If this is the case, i believe i am missing some theory here. Since there is already cable capacitance of the probe, i believe this is not to be expected a "steady" capacitance? Does this mean that applying a capacitor in parallel (input capacitance), counters this somehow?

Or is it that most probes have a certain level of capacitance, that needs to be increased with a parallel capacitor, in order to achieve good compensation?

MrChips

Joined Oct 2, 2009
24,990
Every oscilloscope without using a probe has a certain input impedance and frequency response.

You add a probe for one primary reason - to increase the input impedance of the measuring system.
The typical input impedance of the oscilloscope is 1MΩ.
You add a x10 probe to increase the measuring impedance to 10MΩ. The downside of this is you lose 20dB in signal amplitude.

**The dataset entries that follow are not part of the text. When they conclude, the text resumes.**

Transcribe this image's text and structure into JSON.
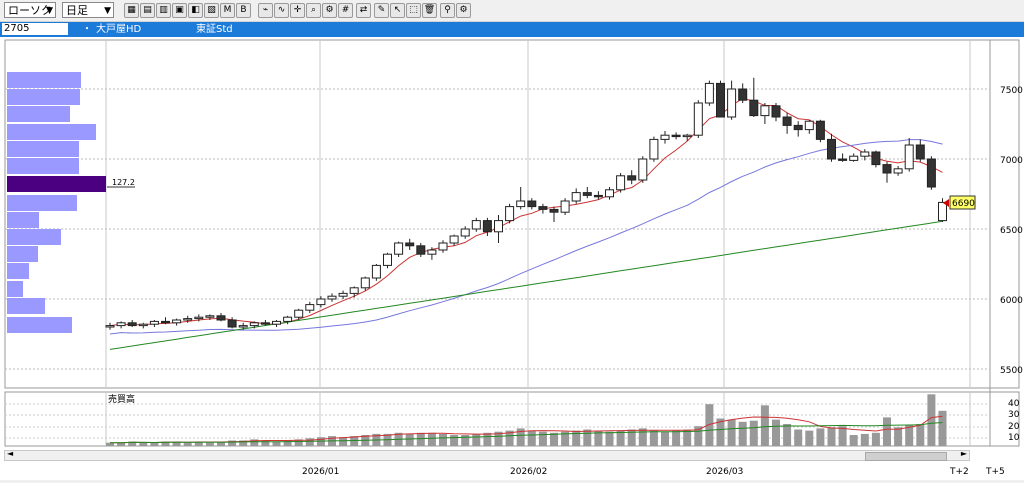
{
  "toolbar": {
    "chart_type_select": "ローソク",
    "period_select": "日足"
  },
  "symbol": {
    "code": "2705",
    "separator": "・",
    "name": "大戸屋HD",
    "market": "東証Std"
  },
  "price_axis": {
    "ticks": [
      "7500",
      "7000",
      "6500",
      "6000",
      "5500"
    ],
    "current_price": "6690"
  },
  "volume_profile": {
    "marker_label": "127.2",
    "highlight_color": "#4b0082",
    "bar_color": "#9999ff"
  },
  "volume_panel": {
    "title": "売買高",
    "ticks": [
      "40",
      "30",
      "20",
      "10"
    ]
  },
  "date_axis": {
    "labels": [
      "2026/01",
      "2026/02",
      "2026/03"
    ],
    "future_labels": [
      "T+2",
      "T+5"
    ]
  },
  "colors": {
    "ma_short": "#cc3333",
    "ma_mid": "#7777dd",
    "ma_long": "#228822",
    "up_candle": "#ffffff",
    "down_candle": "#333333"
  },
  "chart_data": {
    "type": "candlestick",
    "ylim": [
      5400,
      7750
    ],
    "candles": [
      [
        5800,
        5830,
        5780,
        5810
      ],
      [
        5810,
        5840,
        5790,
        5830
      ],
      [
        5830,
        5850,
        5800,
        5810
      ],
      [
        5810,
        5830,
        5790,
        5820
      ],
      [
        5820,
        5850,
        5800,
        5840
      ],
      [
        5840,
        5870,
        5820,
        5830
      ],
      [
        5830,
        5860,
        5810,
        5850
      ],
      [
        5850,
        5880,
        5830,
        5860
      ],
      [
        5860,
        5890,
        5840,
        5870
      ],
      [
        5870,
        5890,
        5850,
        5880
      ],
      [
        5880,
        5900,
        5840,
        5850
      ],
      [
        5850,
        5870,
        5790,
        5800
      ],
      [
        5800,
        5830,
        5780,
        5810
      ],
      [
        5810,
        5840,
        5790,
        5830
      ],
      [
        5830,
        5850,
        5810,
        5820
      ],
      [
        5820,
        5850,
        5800,
        5840
      ],
      [
        5840,
        5880,
        5820,
        5870
      ],
      [
        5870,
        5930,
        5850,
        5920
      ],
      [
        5920,
        5980,
        5900,
        5960
      ],
      [
        5960,
        6020,
        5940,
        6000
      ],
      [
        6000,
        6040,
        5980,
        6020
      ],
      [
        6020,
        6060,
        6000,
        6040
      ],
      [
        6040,
        6090,
        6010,
        6080
      ],
      [
        6080,
        6160,
        6060,
        6150
      ],
      [
        6150,
        6250,
        6130,
        6240
      ],
      [
        6240,
        6330,
        6220,
        6320
      ],
      [
        6320,
        6410,
        6300,
        6400
      ],
      [
        6400,
        6430,
        6350,
        6380
      ],
      [
        6380,
        6400,
        6300,
        6320
      ],
      [
        6320,
        6370,
        6280,
        6350
      ],
      [
        6350,
        6420,
        6330,
        6400
      ],
      [
        6400,
        6460,
        6380,
        6450
      ],
      [
        6450,
        6520,
        6430,
        6500
      ],
      [
        6500,
        6580,
        6480,
        6560
      ],
      [
        6560,
        6580,
        6450,
        6480
      ],
      [
        6480,
        6600,
        6400,
        6560
      ],
      [
        6560,
        6680,
        6540,
        6660
      ],
      [
        6660,
        6800,
        6640,
        6700
      ],
      [
        6700,
        6720,
        6640,
        6660
      ],
      [
        6660,
        6680,
        6610,
        6640
      ],
      [
        6640,
        6660,
        6550,
        6620
      ],
      [
        6620,
        6720,
        6600,
        6700
      ],
      [
        6700,
        6790,
        6680,
        6760
      ],
      [
        6760,
        6800,
        6720,
        6740
      ],
      [
        6740,
        6770,
        6710,
        6730
      ],
      [
        6730,
        6800,
        6710,
        6780
      ],
      [
        6780,
        6900,
        6760,
        6880
      ],
      [
        6880,
        6920,
        6820,
        6850
      ],
      [
        6850,
        7020,
        6830,
        7000
      ],
      [
        7000,
        7160,
        6980,
        7140
      ],
      [
        7140,
        7200,
        7110,
        7170
      ],
      [
        7170,
        7190,
        7140,
        7160
      ],
      [
        7160,
        7180,
        7130,
        7170
      ],
      [
        7170,
        7420,
        7150,
        7400
      ],
      [
        7400,
        7560,
        7380,
        7540
      ],
      [
        7540,
        7560,
        7320,
        7300
      ],
      [
        7300,
        7560,
        7280,
        7500
      ],
      [
        7500,
        7540,
        7400,
        7420
      ],
      [
        7420,
        7580,
        7300,
        7310
      ],
      [
        7310,
        7400,
        7250,
        7380
      ],
      [
        7380,
        7400,
        7270,
        7300
      ],
      [
        7300,
        7330,
        7180,
        7240
      ],
      [
        7240,
        7270,
        7160,
        7210
      ],
      [
        7210,
        7280,
        7180,
        7270
      ],
      [
        7270,
        7280,
        7120,
        7140
      ],
      [
        7140,
        7180,
        6980,
        7000
      ],
      [
        7000,
        7040,
        6980,
        6990
      ],
      [
        6990,
        7040,
        6980,
        7020
      ],
      [
        7020,
        7070,
        6990,
        7050
      ],
      [
        7050,
        7060,
        6940,
        6960
      ],
      [
        6960,
        6980,
        6830,
        6900
      ],
      [
        6900,
        6950,
        6880,
        6930
      ],
      [
        6930,
        7150,
        6910,
        7100
      ],
      [
        7100,
        7140,
        6980,
        7000
      ],
      [
        7000,
        7020,
        6780,
        6800
      ],
      [
        6560,
        6720,
        6550,
        6690
      ]
    ],
    "volumes": [
      3,
      3,
      4,
      3,
      3,
      4,
      4,
      3,
      4,
      3,
      4,
      5,
      5,
      6,
      5,
      4,
      5,
      6,
      7,
      8,
      9,
      8,
      9,
      10,
      11,
      11,
      12,
      11,
      12,
      12,
      11,
      10,
      10,
      11,
      12,
      13,
      14,
      16,
      14,
      13,
      12,
      13,
      14,
      15,
      14,
      13,
      14,
      15,
      16,
      14,
      13,
      14,
      15,
      18,
      38,
      25,
      24,
      22,
      23,
      37,
      24,
      20,
      15,
      14,
      16,
      17,
      18,
      10,
      11,
      12,
      26,
      17,
      19,
      20,
      47,
      32
    ]
  }
}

An upside is you extend the bandwidth of the measuring system, the probe and the oscilloscope.

ZimmerJ

Joined Dec 9, 2020
58
Every oscilloscope without using a probe has a certain input impedance and frequency response.

You add a probe for one primary reason - to increase the input impedance of the measuring system.
The typical input impedance of the oscilloscope is 1MΩ.
You add a x10 probe to increase the measuring impedance to 10MΩ. The downside of this is you lose 20dB in signal amplitude. An upside is you extend the bandwidth of the measuring system, the probe and the oscilloscope.
I appreciate the answer, but you are leaving out the capacitance value, which is what i am trying to figure out.

As you say, you add a 10x probe to increase impedance, and it accomplishes that for higher frequencies by including a capacitor that's ends up being in series to the cable capacitance. Serial capacitors sums up a lower capacitance, which in turn increases impedance. But this is the thing, because now there is also a capacitor at the input that ends up being parallel to the probe capacitance, and this means higher capacitance and lower impedance. So why apply input capacitance when it works against the whole purpose of attenuating the signal?

I am pretty sure it's not only stray capacitance so i have a strong feeling that the general 15-30 pF is there for a particular reason.